A stellar collection of essays and reviews from the award-winning London-based writer.
Laing, the winner of the 2018 Windham-Campbell Prize for nonfiction, is often described as a cultural critic, but insofar as the term suggests a sole focus on the arts, it belies the wider sweep of these pieces, most of them previously published. A graceful stylist and superb reporter, the author is a journalist in the spirit of Michael Dirda, who calls himself “an appreciator” rather than a critic, and Laing includes no negative reviews here. Nonetheless, there’s plenty of first-rate arts criticism in her appreciations of painters like David Hockney and Jean-Michel Basquiat and novelists Patricia Highsmith and Sally Rooney along with musings on topics like gardening and a standout essay on the surrealistic horrors faced by an asylum-seeking refugee who spent 11 years “trapped in Britain’s infinite detention system.” Laing’s aesthetic tastes lean toward idiosyncratic or transgressive work that involves links between art and disaster, whether a crisis imperils the human body or the body politic. Disease and death stalk her pages—Kathy Acker’s breast cancer, Freddie Mercury’s AIDS, Georgia O’Keeffe’s agoraphobia, and Hilary Mantel’s migraines—but she brings a fresh and humane eye even to ills exhaustively covered elsewhere, such as David Bowie’s cocaine addiction.
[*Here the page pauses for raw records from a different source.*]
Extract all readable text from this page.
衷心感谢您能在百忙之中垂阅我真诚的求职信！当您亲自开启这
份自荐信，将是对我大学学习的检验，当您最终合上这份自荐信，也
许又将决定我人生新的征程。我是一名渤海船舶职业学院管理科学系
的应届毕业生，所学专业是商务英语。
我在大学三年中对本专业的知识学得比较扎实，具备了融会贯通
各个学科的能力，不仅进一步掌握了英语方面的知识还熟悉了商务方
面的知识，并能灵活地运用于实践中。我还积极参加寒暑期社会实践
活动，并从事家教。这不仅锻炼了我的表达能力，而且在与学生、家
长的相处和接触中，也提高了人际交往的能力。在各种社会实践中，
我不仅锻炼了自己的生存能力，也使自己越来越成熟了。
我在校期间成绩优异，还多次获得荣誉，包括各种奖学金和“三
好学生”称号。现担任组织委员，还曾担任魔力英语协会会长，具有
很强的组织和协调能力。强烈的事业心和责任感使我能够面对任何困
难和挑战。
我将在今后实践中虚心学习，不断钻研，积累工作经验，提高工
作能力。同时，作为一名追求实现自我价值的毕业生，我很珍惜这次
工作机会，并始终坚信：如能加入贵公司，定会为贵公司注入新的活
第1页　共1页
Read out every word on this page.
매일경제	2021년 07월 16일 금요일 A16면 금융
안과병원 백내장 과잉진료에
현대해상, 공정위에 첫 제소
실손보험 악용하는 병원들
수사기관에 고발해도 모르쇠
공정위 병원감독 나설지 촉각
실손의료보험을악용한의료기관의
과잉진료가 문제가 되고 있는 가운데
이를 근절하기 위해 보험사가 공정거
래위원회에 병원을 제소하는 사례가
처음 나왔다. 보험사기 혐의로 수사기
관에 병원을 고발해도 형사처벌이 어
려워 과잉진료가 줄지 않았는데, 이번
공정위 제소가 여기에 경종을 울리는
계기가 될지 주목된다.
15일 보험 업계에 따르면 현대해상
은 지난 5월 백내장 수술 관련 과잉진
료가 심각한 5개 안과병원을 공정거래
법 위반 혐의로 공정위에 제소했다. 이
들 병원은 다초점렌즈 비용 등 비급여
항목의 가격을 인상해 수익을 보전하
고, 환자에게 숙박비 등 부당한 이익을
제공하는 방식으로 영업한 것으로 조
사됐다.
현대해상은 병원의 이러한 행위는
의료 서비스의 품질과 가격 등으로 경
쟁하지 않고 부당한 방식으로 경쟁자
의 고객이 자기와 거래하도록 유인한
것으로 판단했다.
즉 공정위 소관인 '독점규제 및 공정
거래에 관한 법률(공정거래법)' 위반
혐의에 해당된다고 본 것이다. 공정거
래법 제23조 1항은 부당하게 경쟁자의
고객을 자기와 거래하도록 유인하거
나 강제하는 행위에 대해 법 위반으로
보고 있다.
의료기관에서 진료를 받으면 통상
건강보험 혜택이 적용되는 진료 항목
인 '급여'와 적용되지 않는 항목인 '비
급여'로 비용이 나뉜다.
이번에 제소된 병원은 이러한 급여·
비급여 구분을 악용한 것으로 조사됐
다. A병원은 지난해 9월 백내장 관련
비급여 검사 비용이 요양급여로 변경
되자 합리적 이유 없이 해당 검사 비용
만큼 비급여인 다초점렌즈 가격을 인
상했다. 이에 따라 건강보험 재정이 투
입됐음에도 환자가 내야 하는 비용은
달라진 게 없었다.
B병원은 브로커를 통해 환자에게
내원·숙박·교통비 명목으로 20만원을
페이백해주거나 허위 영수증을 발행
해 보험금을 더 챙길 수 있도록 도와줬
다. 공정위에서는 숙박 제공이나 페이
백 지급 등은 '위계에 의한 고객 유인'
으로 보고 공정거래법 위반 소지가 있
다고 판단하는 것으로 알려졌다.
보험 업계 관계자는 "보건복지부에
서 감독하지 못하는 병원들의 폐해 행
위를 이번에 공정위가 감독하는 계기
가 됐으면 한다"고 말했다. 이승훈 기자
Afflicted with corneal edema, the painter Sargy Mann “took a hair dryer to the National Gallery, plugged it in and calmly dried his soggy, waterlogged eye in order to see the paintings.” Laing sinks only briefly into lit-crit jargon in discussions of “reparative reading,” and sometimes her enthusiasms run away with her. Were the 700 or so poems by Frank O’Hara truly “as original and lovely as anything of the century”? Still, the author’s praise never appears less than genuine or unsupported by deep observation, and she consistently shows the talent James Wood ascribed to Mantel: She has “the maddeningly unteachable gift of being interesting.”
Vibrant commentary on art and society by a writer with a sharp eye for the offbeat.